Times fun when you’re having flies.- Kermit the Frog

The sport of fishing took many forms. The quest for pan fish such as bluegill and crappie could be as simple as becoming a master bait… really good at threading a worm on a hook.  Add a large wooden bobber, toss it in the water to concuss the fish, and wait until the fish float to the top. Scoop with a net. Not really, but that’s how the hubby described my technique.

            Ocean fishing was simple but not for sissies. Cut bait, toss, and hope whatever was at the other end of the line didn’t want to eat you. Then make reservations at a restaurant. Support the local commercial fishermen.

            By far the type of fishing with the greatest degree of difficulty was fly fishing. Having a masochistic streak of course I wanted to get back into fly fishing post-childrearing years. To trick trout with fake bugs would keep me humble, I thought. The fact that I had nothing to brag about never registered.

            In my youth, my dad taught me to tie flies. Making bait was similar to cutting down a tree to make a bat to finally play softball.

            Whoever said patience is a virtue never fly fished. Construction of fake bugs to go fishing took too much time. A large percentage of fly fishing was wasted untangling line and another substantial amount was dedicated to attaching new flies to the line after the bugs were eaten by trees. Actual fishing time on a creek was about eight minutes on a six-hour day out.

            To get around the dilemma of bait construction, I bought my husband fly tying equipment. He’s a bug-making machine. He spends winter tying flies. He ties the flies. I lose the flies. It’s a symbiotic relationship that works for us (mostly me). For my part, I did pack tasty lunches.

            Fake bugs took the names of their creators or from the insects they resembled. As a seasoned fisherman and traditional kind of guy, the hubby might say, “I caught the brook trout on an Adams, #18 hook.” Or, “I landed the rainbow on a Caddis nymph.” Without the active creation of flies, knowledge of their proper names escaped me.

            After I landed a brown trout the hubby asked, ”What’d you catch it on?”

            Not concerned that the hubby would dig in his bag of tricks for something similar, I honestly didn’t know what to call the fly. Chuck, maybe?

            “A Barbie Dazzler,” I said.

            “A what?”

            “A fly with a pink bead. It looks like a bug a Barbie doll might eat.”

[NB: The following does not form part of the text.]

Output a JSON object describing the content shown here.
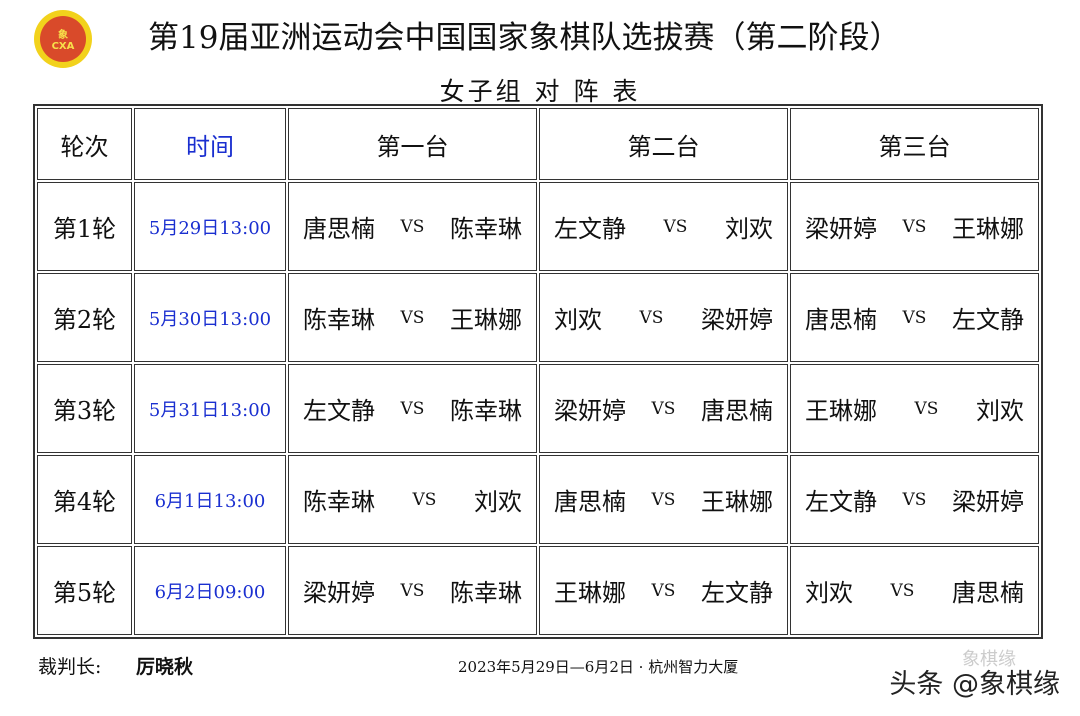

            The hubby shook his head.

            “What do you have on?” I asked.

            “Clown Puke.” Clown Puke was the fly’s proper name.

            “That looks fake,” I said.

            “If I were a trout, I’d hit it.” A trout did not hit it.

            I came up with a scenario of the hubby and me as trout.

Me trout: “Oh my Gawd Becky, look at the size of that bug. It’s a fake.”

Hubby trout: “I’d hit that.”

            As a human, my husband is easy to feed. As a trout, he’d be someone’s dinner.

            Fly fishing, like life, was as easy or as hard as you imagined it to be. Though I regularly untangled line and had no clue as to what I was doing at times, there was an unexplainable simplicity to the act of fly fishing. One day I may know the difference between an Adams and a Caddis. Until then, times fun when you’re losing flies.